The Long and the Short of Hedge Fund Returns

January 11, 2006

How did hedge funds perform in 2005? It depends a bit on whom you ask. But one thing is clear: The days of huge returns are behind us.

Hedge funds are supposed to be flashy.  When I think of hedge funds, I think of super-smart managers jet-setting around the world to deliver amazing returns to their ultra-rich investors.  I think of George Soros, and Jim Rogers, and Dan Och; I think of 30 percent compound annual growth (CAGR).

But if that's what I think, I have another think coming. 

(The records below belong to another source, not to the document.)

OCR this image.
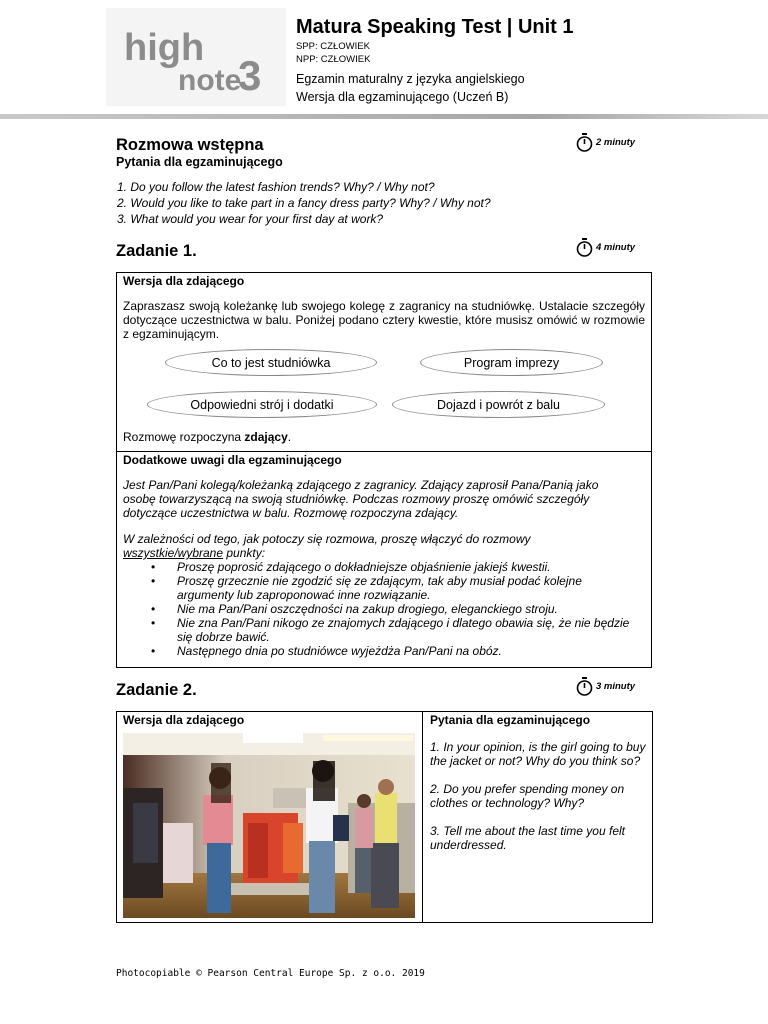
high
note
3
Matura Speaking Test | Unit 1
SPP: CZŁOWIEK
NPP: CZŁOWIEK
Egzamin maturalny z języka angielskiego
Wersja dla egzaminującego (Uczeń B)
Rozmowa wstępna	2 minuty
Pytania dla egzaminującego
1. Do you follow the latest fashion trends? Why? / Why not?
2. Would you like to take part in a fancy dress party? Why? / Why not?
3. What would you wear for your first day at work?
Zadanie 1.	4 minuty
Wersja dla zdającego
Zapraszasz swoją koleżankę lub swojego kolegę z zagranicy na studniówkę. Ustalacie szczegóły dotyczące uczestnictwa w balu. Poniżej podano cztery kwestie, które musisz omówić w rozmowie z egzaminującym.
Co to jest studniówka	Program imprezy
Odpowiedni strój i dodatki	Dojazd i powrót z balu
Rozmowę rozpoczyna zdający.
Dodatkowe uwagi dla egzaminującego
Jest Pan/Pani kolegą/koleżanką zdającego z zagranicy. Zdający zaprosił Pana/Panią jako osobę towarzyszącą na swoją studniówkę. Podczas rozmowy proszę omówić szczegóły dotyczące uczestnictwa w balu. Rozmowę rozpoczyna zdający.
W zależności od tego, jak potoczy się rozmowa, proszę włączyć do rozmowy
wszystkie/wybrane punkty:
• Proszę poprosić zdającego o dokładniejsze objaśnienie jakiejś kwestii.
• Proszę grzecznie nie zgodzić się ze zdającym, tak aby musiał podać kolejne argumenty lub zaproponować inne rozwiązanie.
• Nie ma Pan/Pani oszczędności na zakup drogiego, eleganckiego stroju.
• Nie zna Pan/Pani nikogo ze znajomych zdającego i dlatego obawia się, że nie będzie się dobrze bawić.
• Następnego dnia po studniówce wyjeżdża Pan/Pani na obóz.
Zadanie 2.	3 minuty
Wersja dla zdającego	Pytania dla egzaminującego
1. In your opinion, is the girl going to buy the jacket or not? Why do you think so?
2. Do you prefer spending money on clothes or technology? Why?
3. Tell me about the last time you felt underdressed.
Photocopiable © Pearson Central Europe Sp. z o.o. 2019
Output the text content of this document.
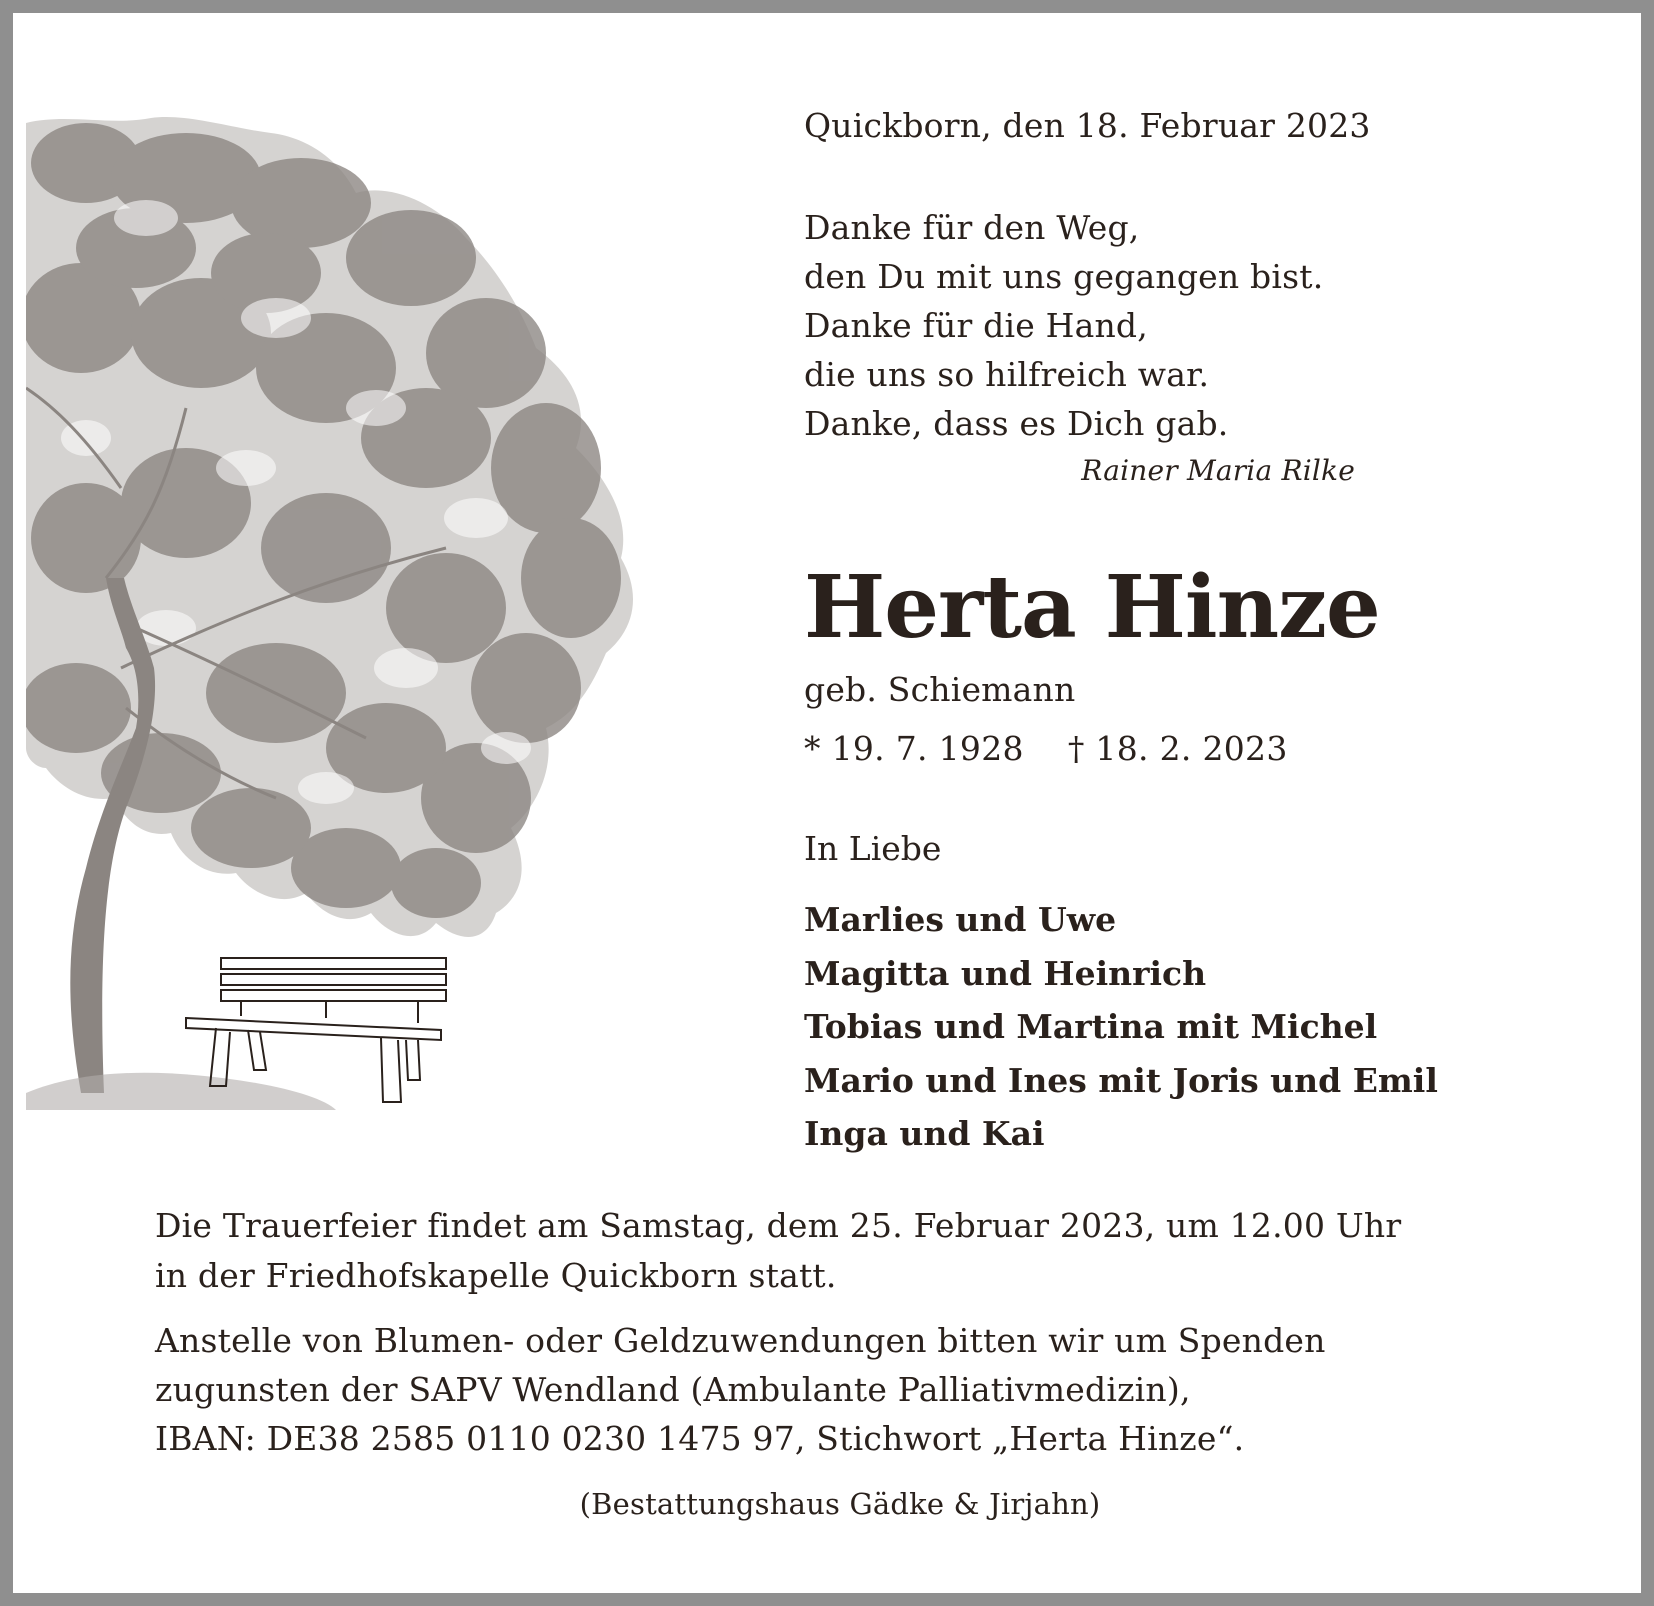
Quickborn, den 18. Februar 2023
Danke für den Weg,
den Du mit uns gegangen bist.
Danke für die Hand,
die uns so hilfreich war.
Danke, dass es Dich gab.
Rainer Maria Rilke
Herta Hinze
geb. Schiemann
* 19. 7. 1928 † 18. 2. 2023
In Liebe
Marlies und Uwe
Magitta und Heinrich
Tobias und Martina mit Michel
Mario und Ines mit Joris und Emil
Inga und Kai
Die Trauerfeier findet am Samstag, dem 25. Februar 2023, um 12.00 Uhr
in der Friedhofskapelle Quickborn statt.
Anstelle von Blumen- oder Geldzuwendungen bitten wir um Spenden
zugunsten der SAPV Wendland (Ambulante Palliativmedizin),
IBAN: DE38 2585 0110 0230 1475 97, Stichwort „Herta Hinze“.
(Bestattungshaus Gädke & Jirjahn)
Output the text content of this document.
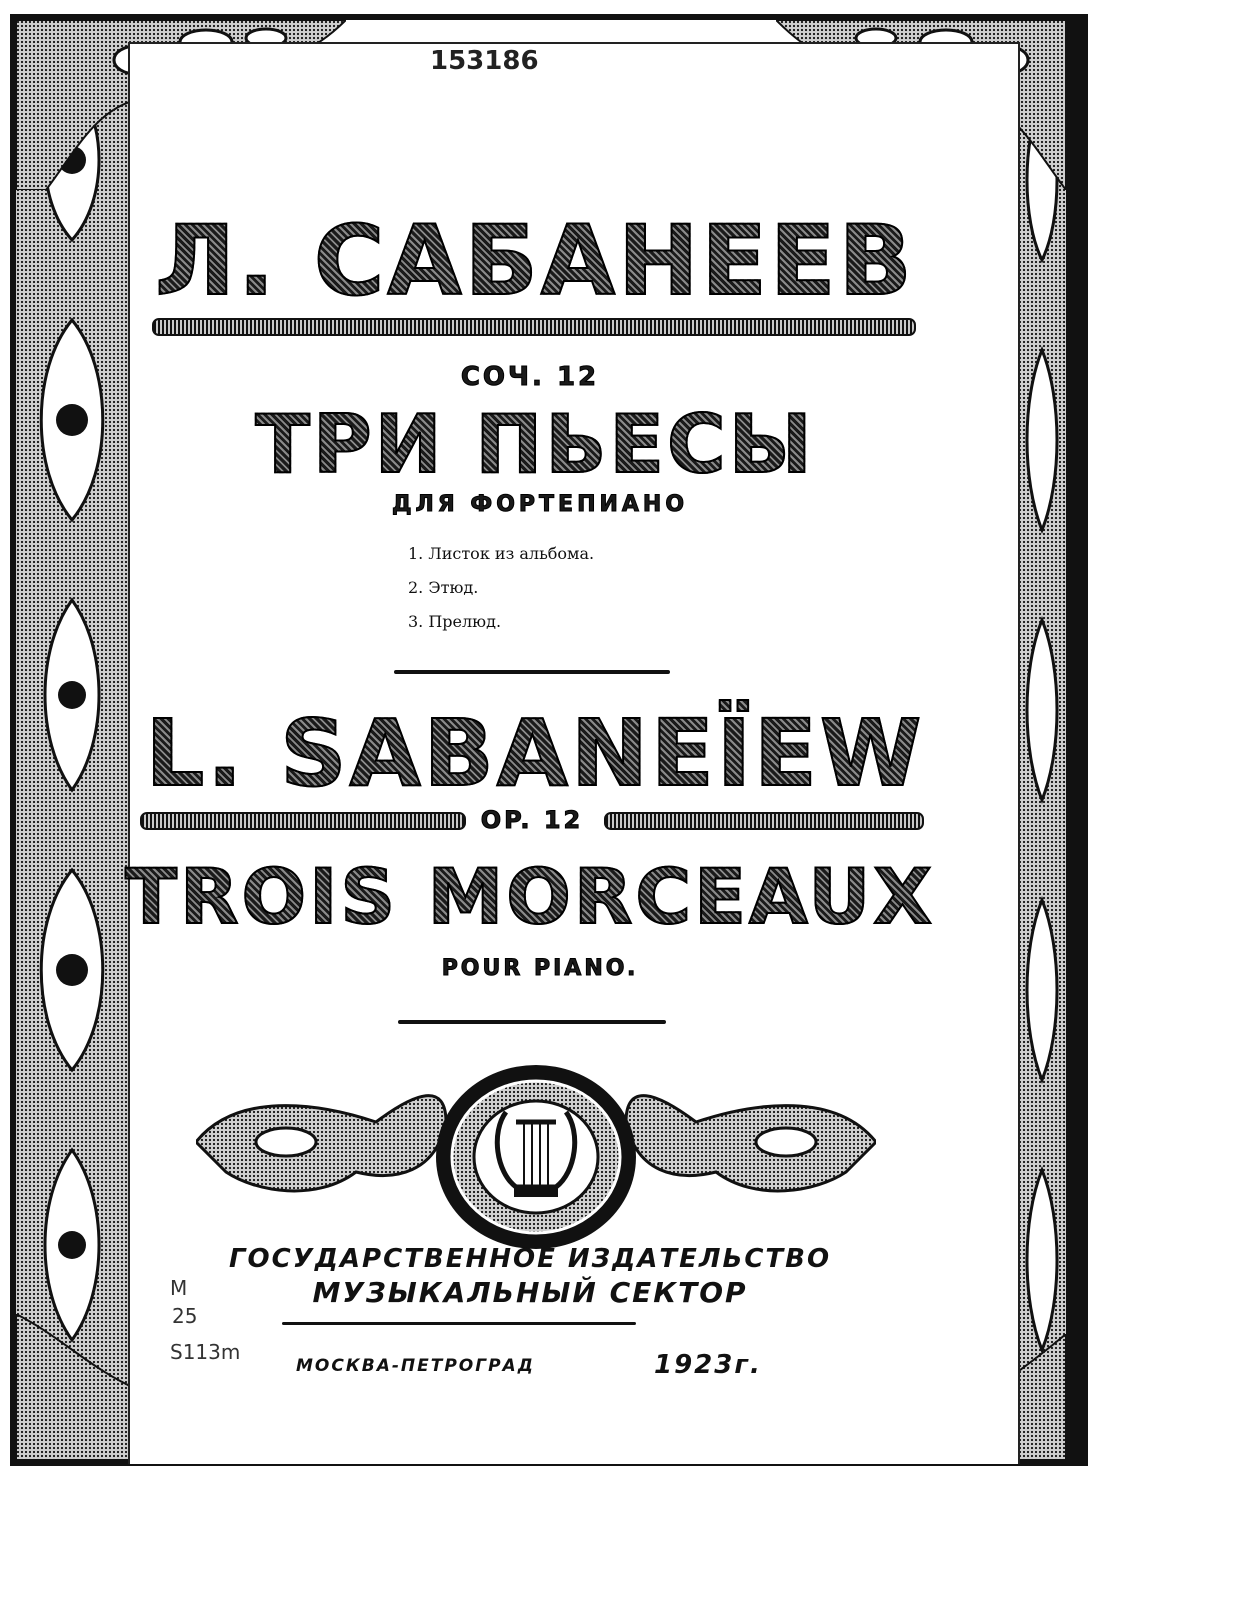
153186
Л. САБАНЕЕВ
СОЧ. 12
ТРИ ПЬЕСЫ
ДЛЯ ФОРТЕПИАНО
1. Листок из альбома.
2. Этюд.
3. Прелюд.
L. SABANEÏEW
OP. 12
TROIS MORCEAUX
POUR PIANO.
ГОСУДАРСТВЕННОЕ ИЗДАТЕЛЬСТВО
МУЗЫКАЛЬНЫЙ СЕКТОР
МОСКВА-ПЕТРОГРАД	1923г.
M
25
S113m
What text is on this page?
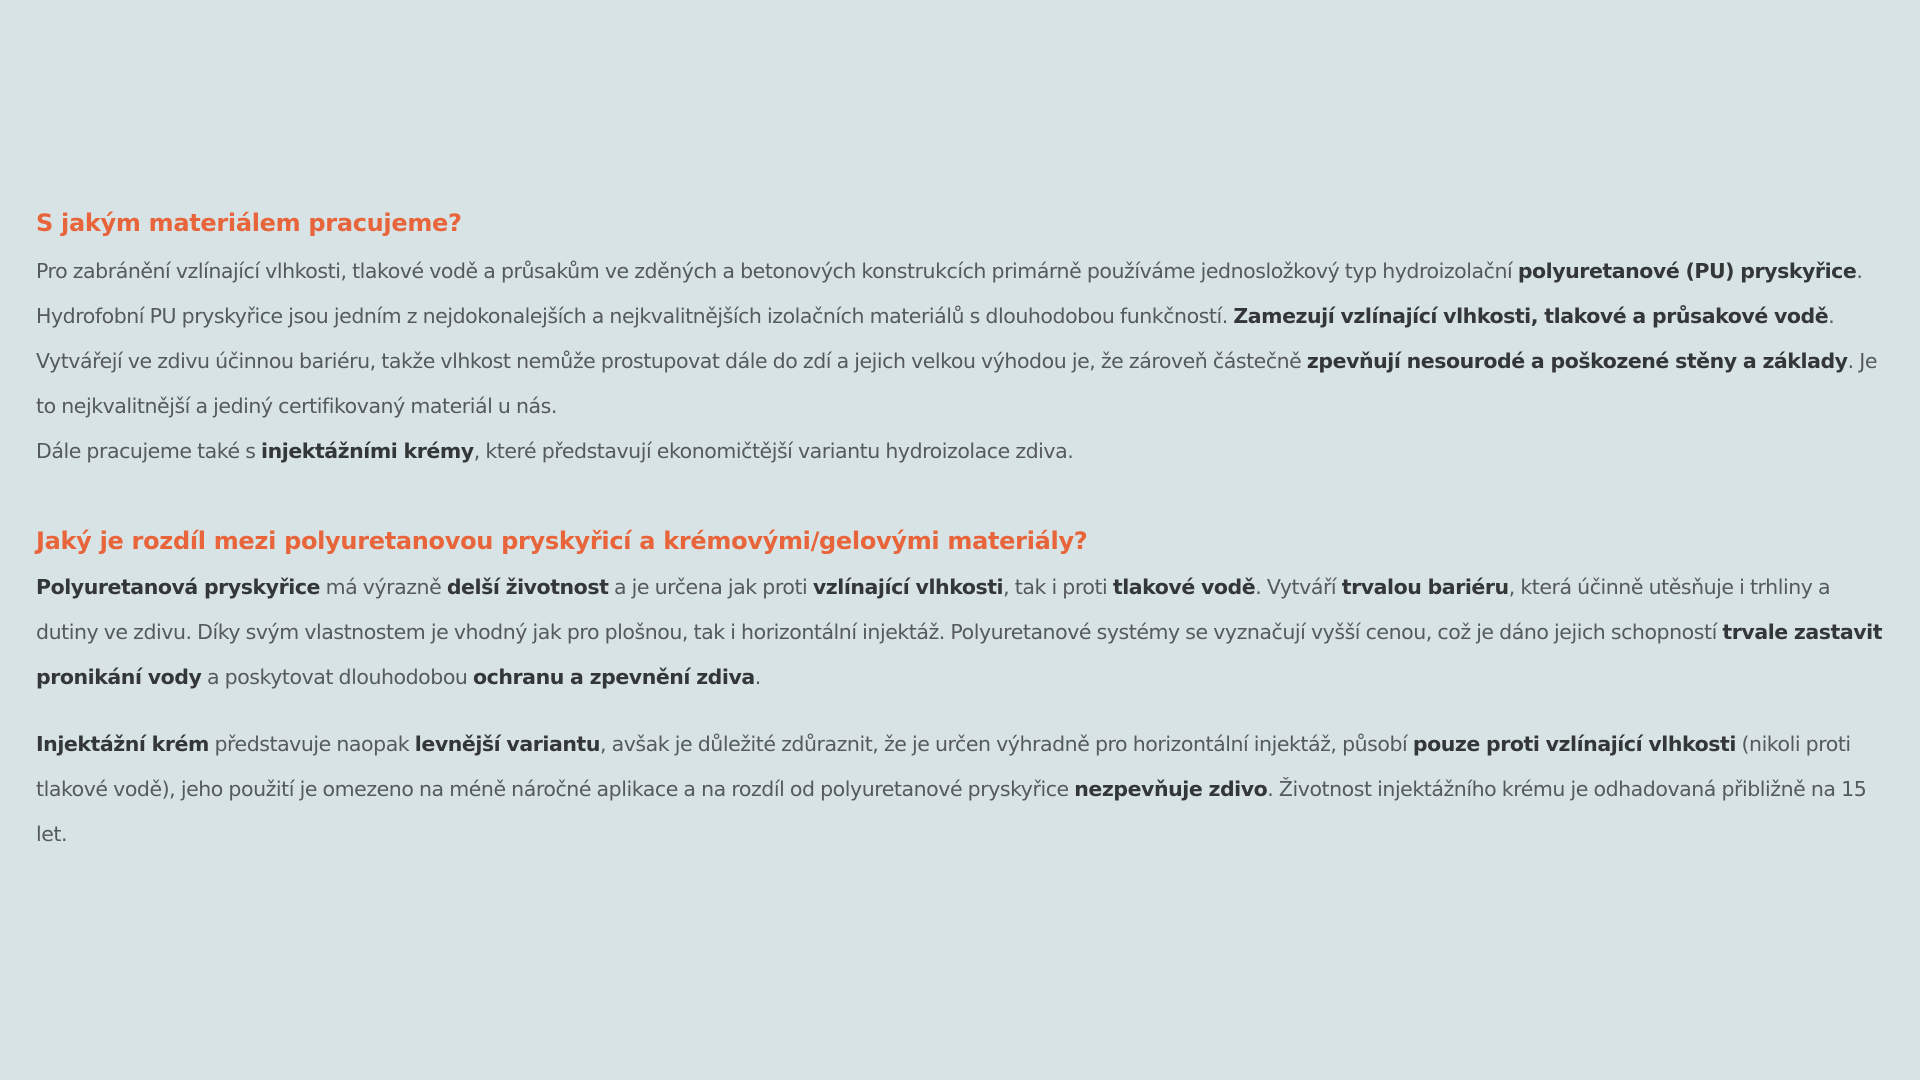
S jakým materiálem pracujeme?

Pro zabránění vzlínající vlhkosti, tlakové vodě a průsakům ve zděných a betonových konstrukcích primárně používáme jednosložkový typ hydroizolační polyuretanové (PU) pryskyřice. Hydrofobní PU pryskyřice jsou jedním z nejdokonalejších a nejkvalitnějších izolačních materiálů s dlouhodobou funkčností. Zamezují vzlínající vlhkosti, tlakové a průsakové vodě. Vytvářejí ve zdivu účinnou bariéru, takže vlhkost nemůže prostupovat dále do zdí a jejich velkou výhodou je, že zároveň částečně zpevňují nesourodé a poškozené stěny a základy. Je to nejkvalitnější a jediný certifikovaný materiál u nás.

Dále pracujeme také s injektážními krémy, které představují ekonomičtější variantu hydroizolace zdiva.

Jaký je rozdíl mezi polyuretanovou pryskyřicí a krémovými/gelovými materiály?

Polyuretanová pryskyřice má výrazně delší životnost a je určena jak proti vzlínající vlhkosti, tak i proti tlakové vodě. Vytváří trvalou bariéru, která účinně utěsňuje i trhliny a dutiny ve zdivu. Díky svým vlastnostem je vhodný jak pro plošnou, tak i horizontální injektáž. Polyuretanové systémy se vyznačují vyšší cenou, což je dáno jejich schopností trvale zastavit pronikání vody a poskytovat dlouhodobou ochranu a zpevnění zdiva.

Injektážní krém představuje naopak levnější variantu, avšak je důležité zdůraznit, že je určen výhradně pro horizontální injektáž, působí pouze proti vzlínající vlhkosti (nikoli proti tlakové vodě), jeho použití je omezeno na méně náročné aplikace a na rozdíl od polyuretanové pryskyřice nezpevňuje zdivo. Životnost injektážního krému je odhadovaná přibližně na 15 let.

The results are in for the hedge-fund industry for 2005, and they aren't pretty.  While different hedge fund indexes posted different returns (they hold wildly different funds), almost all of them lagged the broader global markets.

The Standard and Poor's Hedge Fund Index did the worst, rising just 2.28 percent for the year.  The Hennessee Hedge Fund Index did better, rising 6 percent, while the popular CSFB/Tremont Investable Hedge Fund split the difference, rising 3.48 percent.  The Greenwich-Van Global Hedge Fund Index posted the highest returns of any weighted hedge fund, possibly thanks to its global bent, returning 8.3 percent.

The hedgies put the best possible spin on these numbers.

"Destructive hurricanes, unsurpassed oil prices and continued short-term Fed rate tightening seem to have weighed heavily on the minds of many investors as 2005 progressed," said Wade McKnight, vice president of Greenwich-Van. "However, hedge funds in aggregate delivered the absolute return they target."

Maybe.  But paying big fees for sub-par returns isn't anybody's idea of a good time, and that's what these funds delivered: sub-par returns.

While most of the hedge fund indexes outstripped the 3 percent return of the S&P 500, that's not a fair comparison, since most funds aren't limited to domestic investments.  A better comparison would be a global benchmark, like the S&P Global 1200 or the MSCI World Index: Those indexes rose 7.6 percent and 9.5 percent, respectively, leaving most hedge funds in the dust.

It doesn't even get much better if you drill down to the specific strategy level.  None of the six strategies tracked by the Dow Jones Hedge Fund indexes matched global market returns, and of the five strategies tracked by S&P, only long/short funds even approached global returns, delivering 9 percent growth.

What gives?  The problem, according to many industry watchers, is that there's simply too much money floating around. Hedge fund assets have doubled over the past five years, rising from about $500 million in 2000 to more than $1 trillion.  Hedge fund assets now make up almost 7 percent of total mutual fund assets worldwide, up from just 2.36 percent at the start of 1999, according to the Hennessee group.  And there's simply nowhere for this money to go.

Hedge funds have traditionally thrived on exploiting inefficiencies in the marketplace, often using options and futures strategies to, for instance, make money on small arbitrage opportunities.  But today, all that money is chasing the same returns, and it appears that there just aren't enough inefficiencies in the marketplace for these funds to exploit. 

Toward this end, the flat returns for S&P's arbitrage sub-index are telling. The returns for arbitrage funds have been shrinking steadily over the past few years. The S&P sub-index has posted 4.8 percent average returns over the past five years, 1.5 percent over the past 3, and nothing for the past 12 months. 

Hedge fund experts are quick to point out that hedge funds aim for "absolute returns," and they don't concern themselves with benchmark comparisons. But those absolute returns are shrinking.  As mentioned, the Van-Global Hedge Fund Index was the best performing hedge fund index last year, posting 8.3 percent returns.  But that was barely half of the average 15.5 percent return posted by that index since 1990.

The generous explanation is that volatility is down across all market sectors, and that there are fewer opportunities for fund managers to exploit.  The more likely explanation, if you ask me, is that the room has gotten too crowded … and the best days of the hedge fund industry may be behind us.